As someone who loves that time of year… for two decades, E3 was part of my life since I was a 15-year-old kid. [From] the first E3 in 1995, I went to every show. I loved it and it defined my summer.
He added:
It was so exciting to me, and it was heartbreaking to see that start to fall apart. I think they had a relevancy problem, and then they also had a participation problem over the final years. So yeah, I think the question is, if we didn’t do Summer Game Fest what would happen? I think things would have just kind of really splintered apart this summer.
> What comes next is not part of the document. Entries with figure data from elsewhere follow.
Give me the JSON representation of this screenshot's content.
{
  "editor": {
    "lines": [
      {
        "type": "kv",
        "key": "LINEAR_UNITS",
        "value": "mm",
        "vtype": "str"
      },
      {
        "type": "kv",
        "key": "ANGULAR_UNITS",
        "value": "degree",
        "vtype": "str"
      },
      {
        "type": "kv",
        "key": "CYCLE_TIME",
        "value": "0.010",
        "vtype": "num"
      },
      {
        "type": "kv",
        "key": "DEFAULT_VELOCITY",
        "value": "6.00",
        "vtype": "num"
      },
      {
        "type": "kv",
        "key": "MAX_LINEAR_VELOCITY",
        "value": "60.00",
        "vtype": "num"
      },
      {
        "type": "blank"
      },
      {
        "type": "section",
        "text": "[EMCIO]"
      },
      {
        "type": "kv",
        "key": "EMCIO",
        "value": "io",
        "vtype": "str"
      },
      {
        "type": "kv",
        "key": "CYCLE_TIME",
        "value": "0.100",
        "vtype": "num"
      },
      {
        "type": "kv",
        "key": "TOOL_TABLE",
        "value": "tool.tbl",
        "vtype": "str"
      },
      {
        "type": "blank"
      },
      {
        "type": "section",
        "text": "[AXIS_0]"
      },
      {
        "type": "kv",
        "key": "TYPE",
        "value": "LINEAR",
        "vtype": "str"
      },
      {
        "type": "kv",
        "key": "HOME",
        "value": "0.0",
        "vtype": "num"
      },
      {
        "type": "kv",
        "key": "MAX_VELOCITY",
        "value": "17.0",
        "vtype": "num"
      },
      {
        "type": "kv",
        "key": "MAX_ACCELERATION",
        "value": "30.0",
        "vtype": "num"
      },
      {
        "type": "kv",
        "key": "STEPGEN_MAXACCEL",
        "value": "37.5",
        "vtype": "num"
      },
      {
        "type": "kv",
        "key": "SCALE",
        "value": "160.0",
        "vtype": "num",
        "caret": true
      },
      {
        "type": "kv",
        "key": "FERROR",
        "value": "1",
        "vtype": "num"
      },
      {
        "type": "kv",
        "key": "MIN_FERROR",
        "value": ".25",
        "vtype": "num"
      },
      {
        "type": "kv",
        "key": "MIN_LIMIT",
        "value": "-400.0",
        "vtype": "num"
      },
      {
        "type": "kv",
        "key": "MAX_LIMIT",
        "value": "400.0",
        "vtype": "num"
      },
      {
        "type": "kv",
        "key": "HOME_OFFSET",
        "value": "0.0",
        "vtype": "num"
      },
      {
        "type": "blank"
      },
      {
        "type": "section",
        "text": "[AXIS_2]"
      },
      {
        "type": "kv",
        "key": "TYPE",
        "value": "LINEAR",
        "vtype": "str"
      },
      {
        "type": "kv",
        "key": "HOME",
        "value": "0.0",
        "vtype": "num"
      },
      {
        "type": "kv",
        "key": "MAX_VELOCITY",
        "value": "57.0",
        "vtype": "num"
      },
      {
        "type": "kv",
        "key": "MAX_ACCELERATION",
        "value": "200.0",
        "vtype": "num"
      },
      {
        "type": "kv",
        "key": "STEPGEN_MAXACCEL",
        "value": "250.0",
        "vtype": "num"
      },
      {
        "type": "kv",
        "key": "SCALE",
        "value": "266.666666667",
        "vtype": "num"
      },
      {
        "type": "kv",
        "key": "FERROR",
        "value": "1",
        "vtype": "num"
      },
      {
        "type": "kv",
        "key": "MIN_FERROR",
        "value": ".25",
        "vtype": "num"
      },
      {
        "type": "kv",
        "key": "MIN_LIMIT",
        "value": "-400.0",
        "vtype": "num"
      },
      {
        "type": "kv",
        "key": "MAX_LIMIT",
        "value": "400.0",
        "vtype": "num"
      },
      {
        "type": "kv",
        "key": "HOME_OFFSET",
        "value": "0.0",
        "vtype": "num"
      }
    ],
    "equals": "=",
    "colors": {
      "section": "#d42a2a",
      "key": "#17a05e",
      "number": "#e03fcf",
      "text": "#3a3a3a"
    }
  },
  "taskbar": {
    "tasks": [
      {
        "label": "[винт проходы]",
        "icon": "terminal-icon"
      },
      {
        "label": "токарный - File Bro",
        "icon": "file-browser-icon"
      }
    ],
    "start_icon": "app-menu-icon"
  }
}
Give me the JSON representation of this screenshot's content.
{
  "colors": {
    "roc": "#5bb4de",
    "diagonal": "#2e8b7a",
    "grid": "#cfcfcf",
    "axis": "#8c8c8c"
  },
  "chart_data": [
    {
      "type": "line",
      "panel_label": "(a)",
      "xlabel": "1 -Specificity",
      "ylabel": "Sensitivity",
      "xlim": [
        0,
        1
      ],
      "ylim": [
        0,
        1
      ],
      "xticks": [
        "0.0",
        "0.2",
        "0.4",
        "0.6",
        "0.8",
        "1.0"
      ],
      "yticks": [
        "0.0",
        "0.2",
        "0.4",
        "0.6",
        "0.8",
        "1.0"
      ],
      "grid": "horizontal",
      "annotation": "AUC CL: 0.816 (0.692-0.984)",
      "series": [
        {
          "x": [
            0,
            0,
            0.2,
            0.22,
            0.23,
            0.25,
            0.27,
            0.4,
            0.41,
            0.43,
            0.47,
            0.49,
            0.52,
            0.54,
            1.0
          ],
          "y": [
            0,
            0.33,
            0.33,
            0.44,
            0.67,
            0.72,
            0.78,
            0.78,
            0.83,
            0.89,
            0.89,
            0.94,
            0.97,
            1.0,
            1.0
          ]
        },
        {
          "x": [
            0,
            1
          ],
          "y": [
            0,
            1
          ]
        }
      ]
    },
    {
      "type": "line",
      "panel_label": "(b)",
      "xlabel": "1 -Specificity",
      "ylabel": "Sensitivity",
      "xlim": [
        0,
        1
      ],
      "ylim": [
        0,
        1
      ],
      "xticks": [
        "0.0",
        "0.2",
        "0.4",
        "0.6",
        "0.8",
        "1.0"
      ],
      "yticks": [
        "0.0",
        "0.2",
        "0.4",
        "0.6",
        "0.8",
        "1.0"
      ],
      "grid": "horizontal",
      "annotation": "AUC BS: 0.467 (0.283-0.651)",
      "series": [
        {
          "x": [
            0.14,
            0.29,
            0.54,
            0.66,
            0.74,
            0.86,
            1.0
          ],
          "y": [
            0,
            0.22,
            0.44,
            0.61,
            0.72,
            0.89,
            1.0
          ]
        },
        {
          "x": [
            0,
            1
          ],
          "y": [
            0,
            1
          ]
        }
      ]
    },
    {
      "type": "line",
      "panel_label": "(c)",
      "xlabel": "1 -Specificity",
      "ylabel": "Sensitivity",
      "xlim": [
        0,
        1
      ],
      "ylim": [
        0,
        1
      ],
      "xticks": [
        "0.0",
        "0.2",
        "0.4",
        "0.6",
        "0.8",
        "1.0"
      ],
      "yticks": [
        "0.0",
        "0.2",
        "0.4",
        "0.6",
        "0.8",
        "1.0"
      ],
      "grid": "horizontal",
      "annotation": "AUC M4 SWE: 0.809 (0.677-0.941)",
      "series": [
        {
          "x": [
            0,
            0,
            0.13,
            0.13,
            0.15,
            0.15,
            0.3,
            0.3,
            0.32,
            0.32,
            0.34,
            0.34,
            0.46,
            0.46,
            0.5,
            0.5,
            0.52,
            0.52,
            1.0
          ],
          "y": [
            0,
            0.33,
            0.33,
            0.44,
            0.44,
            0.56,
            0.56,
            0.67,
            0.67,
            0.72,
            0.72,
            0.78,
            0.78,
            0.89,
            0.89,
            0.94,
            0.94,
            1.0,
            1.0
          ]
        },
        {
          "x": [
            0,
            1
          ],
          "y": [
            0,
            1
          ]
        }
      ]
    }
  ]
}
I get the sentiment around it. It was sad to me that we had to decide to go off and build something new, but we did that all in partnership with the publishers, and our list of partners for Summer Game Fest did not change at all with the cancellation of E3 this year. Everyone we’ve been working with, we’ve been working with for months around Summer Game Fest. So there was a world where Summer Game Fest and E3 would have co-existed, and we had talked a lot to [E3 organiser] ReedPop about that possibility, because they were focused much more on a big trade event, and consumer event, and that’s not what we were doing with Summer Game Fest.
Asked how it felt when it looked like Summer Game Fest and E3 might have been competing for the same pool of new game announcements, Keighley added: “I mean, we never really saw that.
E3 cancelled in 2020, after I’d pulled out, due to the pandemic, and I started Summer Game Fest at home in a spare bedroom, not even knowing what I was really doing – we were just trying to figure out a way to bring news to fans. And then, you remember, there was the digital E3 they did in 2021, which was kind of their stab at, I guess, doing something similar to what we did. And then it didn’t happen last year, didn’t happen this year. So yeah, I never really felt in competition with E3, we were doing something different. We were focusing on a big livestreamed digital show.